Love? Or dark obsession?


It has certainly made a lasting impression on her, so much that she still keeps in touch with her lover and even when he is accused of similar acts that people have said he committed against her, she defends him vehemently.

The one thing which sustains her, even now she is a lonely grown woman who drinks too much, is her own conviction of her own power, the knowledge that she instigated everything, she used her attractiveness, her wiles, her seductiveness to woo him.
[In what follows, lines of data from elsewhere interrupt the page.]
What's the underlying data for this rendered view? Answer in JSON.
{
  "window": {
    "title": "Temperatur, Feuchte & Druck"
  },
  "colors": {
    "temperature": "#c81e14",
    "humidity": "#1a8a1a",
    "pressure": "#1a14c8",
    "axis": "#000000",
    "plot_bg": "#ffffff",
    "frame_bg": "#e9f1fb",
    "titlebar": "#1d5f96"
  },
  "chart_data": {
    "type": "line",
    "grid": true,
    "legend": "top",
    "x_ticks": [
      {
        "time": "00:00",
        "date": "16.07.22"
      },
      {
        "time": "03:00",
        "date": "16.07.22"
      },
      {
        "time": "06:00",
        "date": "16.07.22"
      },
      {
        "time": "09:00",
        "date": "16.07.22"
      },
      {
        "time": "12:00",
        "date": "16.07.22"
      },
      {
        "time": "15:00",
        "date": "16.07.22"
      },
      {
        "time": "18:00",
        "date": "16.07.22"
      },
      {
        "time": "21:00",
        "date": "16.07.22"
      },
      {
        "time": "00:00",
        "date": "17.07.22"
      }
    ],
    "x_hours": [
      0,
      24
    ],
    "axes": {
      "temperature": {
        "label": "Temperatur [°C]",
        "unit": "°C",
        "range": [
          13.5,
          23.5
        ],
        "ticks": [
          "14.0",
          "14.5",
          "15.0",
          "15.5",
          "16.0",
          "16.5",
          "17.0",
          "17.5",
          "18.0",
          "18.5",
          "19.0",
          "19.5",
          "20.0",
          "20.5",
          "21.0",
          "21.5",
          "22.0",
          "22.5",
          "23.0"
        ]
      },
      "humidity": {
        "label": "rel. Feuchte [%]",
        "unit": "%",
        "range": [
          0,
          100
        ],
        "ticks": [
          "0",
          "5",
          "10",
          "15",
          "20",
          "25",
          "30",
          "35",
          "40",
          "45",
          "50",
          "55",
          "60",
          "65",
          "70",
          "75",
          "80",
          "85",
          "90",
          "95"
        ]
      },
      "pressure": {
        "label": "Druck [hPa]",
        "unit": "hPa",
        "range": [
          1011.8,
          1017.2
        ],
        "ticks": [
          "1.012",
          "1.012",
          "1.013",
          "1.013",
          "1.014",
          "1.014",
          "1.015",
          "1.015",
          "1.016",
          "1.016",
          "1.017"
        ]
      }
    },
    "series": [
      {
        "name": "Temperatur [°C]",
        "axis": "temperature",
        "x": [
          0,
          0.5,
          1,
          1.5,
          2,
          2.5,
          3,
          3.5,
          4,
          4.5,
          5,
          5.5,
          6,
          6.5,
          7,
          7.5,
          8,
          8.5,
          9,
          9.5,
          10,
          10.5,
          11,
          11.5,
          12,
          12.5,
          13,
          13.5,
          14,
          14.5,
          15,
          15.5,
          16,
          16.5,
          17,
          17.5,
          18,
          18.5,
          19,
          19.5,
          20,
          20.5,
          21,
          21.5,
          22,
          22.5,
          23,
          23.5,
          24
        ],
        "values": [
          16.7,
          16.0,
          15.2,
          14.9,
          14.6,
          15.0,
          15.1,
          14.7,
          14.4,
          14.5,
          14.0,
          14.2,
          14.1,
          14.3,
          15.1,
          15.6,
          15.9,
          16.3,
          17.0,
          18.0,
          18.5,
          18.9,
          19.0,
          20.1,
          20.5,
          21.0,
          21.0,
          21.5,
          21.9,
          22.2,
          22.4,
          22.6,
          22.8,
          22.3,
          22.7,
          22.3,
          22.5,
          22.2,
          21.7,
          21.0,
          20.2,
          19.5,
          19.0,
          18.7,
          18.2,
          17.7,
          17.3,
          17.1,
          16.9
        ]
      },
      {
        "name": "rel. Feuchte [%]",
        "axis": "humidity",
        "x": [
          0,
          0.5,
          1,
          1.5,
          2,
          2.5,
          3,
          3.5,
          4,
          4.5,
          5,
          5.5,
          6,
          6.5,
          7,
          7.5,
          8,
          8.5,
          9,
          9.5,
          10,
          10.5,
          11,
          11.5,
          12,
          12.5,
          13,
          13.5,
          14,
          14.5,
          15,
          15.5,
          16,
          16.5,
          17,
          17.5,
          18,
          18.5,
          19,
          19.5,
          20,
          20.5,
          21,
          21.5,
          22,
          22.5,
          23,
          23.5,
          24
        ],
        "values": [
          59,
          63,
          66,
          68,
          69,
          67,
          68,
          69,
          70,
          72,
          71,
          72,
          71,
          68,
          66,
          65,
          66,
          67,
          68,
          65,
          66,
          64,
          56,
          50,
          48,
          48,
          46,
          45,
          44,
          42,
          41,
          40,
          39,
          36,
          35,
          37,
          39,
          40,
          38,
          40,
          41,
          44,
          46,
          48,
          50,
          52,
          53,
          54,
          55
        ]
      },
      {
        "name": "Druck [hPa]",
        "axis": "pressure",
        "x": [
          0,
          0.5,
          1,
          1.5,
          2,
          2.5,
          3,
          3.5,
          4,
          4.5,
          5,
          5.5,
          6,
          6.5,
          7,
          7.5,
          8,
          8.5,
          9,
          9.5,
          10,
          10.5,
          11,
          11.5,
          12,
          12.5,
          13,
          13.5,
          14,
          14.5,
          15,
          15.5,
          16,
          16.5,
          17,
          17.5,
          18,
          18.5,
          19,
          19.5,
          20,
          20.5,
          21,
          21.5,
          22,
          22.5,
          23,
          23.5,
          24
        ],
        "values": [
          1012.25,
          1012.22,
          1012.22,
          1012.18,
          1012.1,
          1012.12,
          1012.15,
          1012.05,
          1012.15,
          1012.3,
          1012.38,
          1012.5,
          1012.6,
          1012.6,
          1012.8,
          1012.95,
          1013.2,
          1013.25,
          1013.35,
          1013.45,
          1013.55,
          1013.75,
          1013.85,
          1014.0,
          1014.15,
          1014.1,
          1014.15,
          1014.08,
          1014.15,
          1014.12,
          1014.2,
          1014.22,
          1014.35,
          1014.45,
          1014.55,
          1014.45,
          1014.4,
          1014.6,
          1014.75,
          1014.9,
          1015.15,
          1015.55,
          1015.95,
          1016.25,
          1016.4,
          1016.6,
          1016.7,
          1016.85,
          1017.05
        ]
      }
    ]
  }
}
She revels in the feeling that she is a bad girl and she always will be.

She sees herself as some kind of femme-fatale with this power over men, she harbours dark desires, she is Lolita, she is different, she is special .... (the reality is she is flawed and she is broken)

She is unable to sustain relationships because everything she does and everyone she grows close to pales in comparison with the intensity of feelings aroused by her illicit affair with this older man.

But undoubtedly he was culpable, he was the adult he should have known better and he should never, ever have given in to the temptation of taking this pretty young girl into his bed.

Having lasting repercussions this is one affair which was never going to end well for anyone involved.
Dark, moving and compulsive reading.

The Blurb

Exploring the psychological dynamics of the relationship between a precocious yet naïve teenage girl and her magnetic and manipulative teacher, a brilliant, all-consuming read that marks the explosive debut of an extraordinary new writer.

2000. Bright, ambitious, and yearning for adulthood, fifteen-year-old Vanessa Wye becomes entangled in an affair with Jacob Strane, her magnetic and guileful forty-two-year-old English teacher.

2017. Amid the rising wave of allegations against powerful men, a reckoning is coming due. Strane has been accused of sexual abuse by a former student, who reaches out to Vanessa, and now Vanessa suddenly finds herself facing an impossible choice: remain silent, firm in the belief that her teenage self willingly engaged in this relationship, or redefine herself and the events of her past. But how can Vanessa reject her first love, the man who fundamentally transformed her and has been a persistent presence in her life? Is it possible that the man she loved as a teenager—and who professed to worship only her—may be far different from what she has always believed?


Alternating between Vanessa’s present and her past, My Dark Vanessa juxtaposes memory and trauma with the breathless excitement of a teenage girl discovering the power her own body can wield. Thought-provoking and impossible to put down, this is a masterful portrayal of troubled adolescence and its repercussions that raises vital questions about agency, consent, complicity, and victimhood. Written with the haunting intimacy of The Girls and the creeping intensity of Room, My Dark Vanessa is an era-defining novel that brilliantly captures and reflects the shifting cultural mores transforming our relationships and society itself.